The bear was officially returned to the list created by the Endangered Species Act on Tuesday.

Native tribes and their supporters on Friday defended their push for the continued inclusion of the grizzly bear of Yellowstone National Park on the endangered species list, after Rep. Liz Cheney claimed the protection of the bear violates the “Western way of life.”

The bear was officially returned to the list created by the Endangered Species Act (ESA) on Tuesday, nearly a year after a federal judge found that the Trump administration had exceeded its authority when it attempted to remove the species.

The U.S. Fish and Wildlife Service (USFWS) sought to allow trophy hunters to shoot the Yellowstone bears, whose population in the park is just over 700, and to open up the public lands for fossil fuel industries.
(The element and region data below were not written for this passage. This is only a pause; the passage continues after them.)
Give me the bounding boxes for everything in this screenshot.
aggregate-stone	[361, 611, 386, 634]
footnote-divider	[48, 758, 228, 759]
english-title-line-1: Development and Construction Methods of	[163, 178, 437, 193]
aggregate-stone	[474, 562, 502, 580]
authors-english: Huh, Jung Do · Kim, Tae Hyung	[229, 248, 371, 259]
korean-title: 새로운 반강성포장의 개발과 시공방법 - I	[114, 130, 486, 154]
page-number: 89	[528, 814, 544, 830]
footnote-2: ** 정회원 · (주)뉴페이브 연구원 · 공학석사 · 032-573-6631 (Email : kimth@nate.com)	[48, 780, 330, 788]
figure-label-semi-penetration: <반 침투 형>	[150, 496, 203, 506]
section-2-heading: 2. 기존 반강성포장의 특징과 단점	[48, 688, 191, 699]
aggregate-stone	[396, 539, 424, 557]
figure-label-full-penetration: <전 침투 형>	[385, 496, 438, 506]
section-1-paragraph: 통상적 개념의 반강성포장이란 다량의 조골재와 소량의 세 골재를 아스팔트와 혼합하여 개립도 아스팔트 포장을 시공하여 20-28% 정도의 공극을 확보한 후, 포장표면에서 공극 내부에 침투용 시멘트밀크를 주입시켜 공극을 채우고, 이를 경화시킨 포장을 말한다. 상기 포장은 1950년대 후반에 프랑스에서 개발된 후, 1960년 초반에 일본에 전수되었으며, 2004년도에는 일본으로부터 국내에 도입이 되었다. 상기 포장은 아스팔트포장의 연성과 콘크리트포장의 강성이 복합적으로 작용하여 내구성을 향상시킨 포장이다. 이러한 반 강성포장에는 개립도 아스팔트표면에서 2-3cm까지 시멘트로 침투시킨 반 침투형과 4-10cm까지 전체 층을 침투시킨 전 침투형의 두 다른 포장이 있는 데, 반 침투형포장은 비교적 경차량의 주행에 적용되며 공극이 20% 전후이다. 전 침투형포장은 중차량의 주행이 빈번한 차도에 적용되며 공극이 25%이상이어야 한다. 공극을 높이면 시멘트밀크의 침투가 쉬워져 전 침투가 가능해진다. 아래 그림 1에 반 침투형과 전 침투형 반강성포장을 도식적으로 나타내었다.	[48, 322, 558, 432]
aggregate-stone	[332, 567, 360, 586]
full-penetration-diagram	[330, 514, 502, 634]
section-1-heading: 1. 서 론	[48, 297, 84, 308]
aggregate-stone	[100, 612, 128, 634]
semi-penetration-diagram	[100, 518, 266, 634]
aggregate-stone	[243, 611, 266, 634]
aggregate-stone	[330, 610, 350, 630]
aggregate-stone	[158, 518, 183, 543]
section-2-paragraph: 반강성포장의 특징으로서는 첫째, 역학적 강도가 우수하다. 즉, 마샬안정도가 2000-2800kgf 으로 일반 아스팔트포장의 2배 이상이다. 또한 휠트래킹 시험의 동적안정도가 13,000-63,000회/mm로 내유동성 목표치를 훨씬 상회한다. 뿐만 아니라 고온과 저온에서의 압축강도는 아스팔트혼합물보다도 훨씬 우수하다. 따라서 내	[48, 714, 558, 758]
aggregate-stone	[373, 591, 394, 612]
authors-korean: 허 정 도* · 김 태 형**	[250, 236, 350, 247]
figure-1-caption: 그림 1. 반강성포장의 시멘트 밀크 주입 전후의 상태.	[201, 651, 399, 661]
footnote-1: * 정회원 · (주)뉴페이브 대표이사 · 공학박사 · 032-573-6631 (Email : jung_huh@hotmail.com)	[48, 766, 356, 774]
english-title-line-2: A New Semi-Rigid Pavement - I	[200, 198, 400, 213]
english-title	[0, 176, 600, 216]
Native tribes including the Crow and Northern Cheyenne tribes joined with the Humane Society and Wildearth Guardians to fight the administration.

When the bear was officially returned to the list this week, Wyoming Republican Cheney claimed that the so-called “radical” groups were “intent on destroying our Western way of life” and had pushed for a rule that was “needless and harmful to the ecosystem.”

The Rocky Mountain Tribal Leaders Council (RMTLC), which testified at a congressional hearing in May on the Tribal Heritage and Grizzly Bear Protection Act, took issue with Cheney’s suggestion that hunters and oil companies’ desire to profit off the demise of the grizzly bear trumps the heritage of native tribes and the need for biodiversity.

“So, in striving to protect our culture, our religious and spiritual freedoms, our sovereignty, and our treaty rights—all of which are encapsulated in the grizzly issue—we are ‘destroying’ Cheney’s idea of the ‘Western way of life’?” Tom Rodgers, senior adviser to the RMTLC, told Native News Online.

“I would remind the congresswoman that at the time of the Lewis and Clark Expedition an estimated 100,000 grizzly bears roamed from the Missouri River to the Pacific Coast,” he added. “That was all Indian Country. Now there are fewer than 2,000 grizzly bears and our people live in Third World conditions on meager reservations in the poorest counties in the U.S. Does she really want to talk about ‘destroying’ a ‘way of life’?” asked Rodgers.

Progressive congressional candidate Mckayla Wilkes was among the critics who took to social media to slam Cheney’s comments, calling them “absolutely surreal” considering the centuries-long and continued destruction of Native tribes’ “way of life” by numerous government policies.

As Native News Online reported, the USFWS worked closely with the fossil fuel services company Amec Wheeler Foster—whose CEO is a former executive of Halliburton, the multinational company whose Cheney’s father led in the 1990s—to conduct a peer review of its proposed rule de-listing the bear.

“That puts ‘harmful to the ecosystem’ into its true context,” Rodgers told the outlet.

Cheney introduced the Grizzly Bear State Management Act earlier this year to de-list the bear through congressional action.

As Rodgers told Native News Online, however, “There’s more chance of her father receiving the Nobel Peace Prize than her Grizzly Bear State Management Act reaching the House floor.”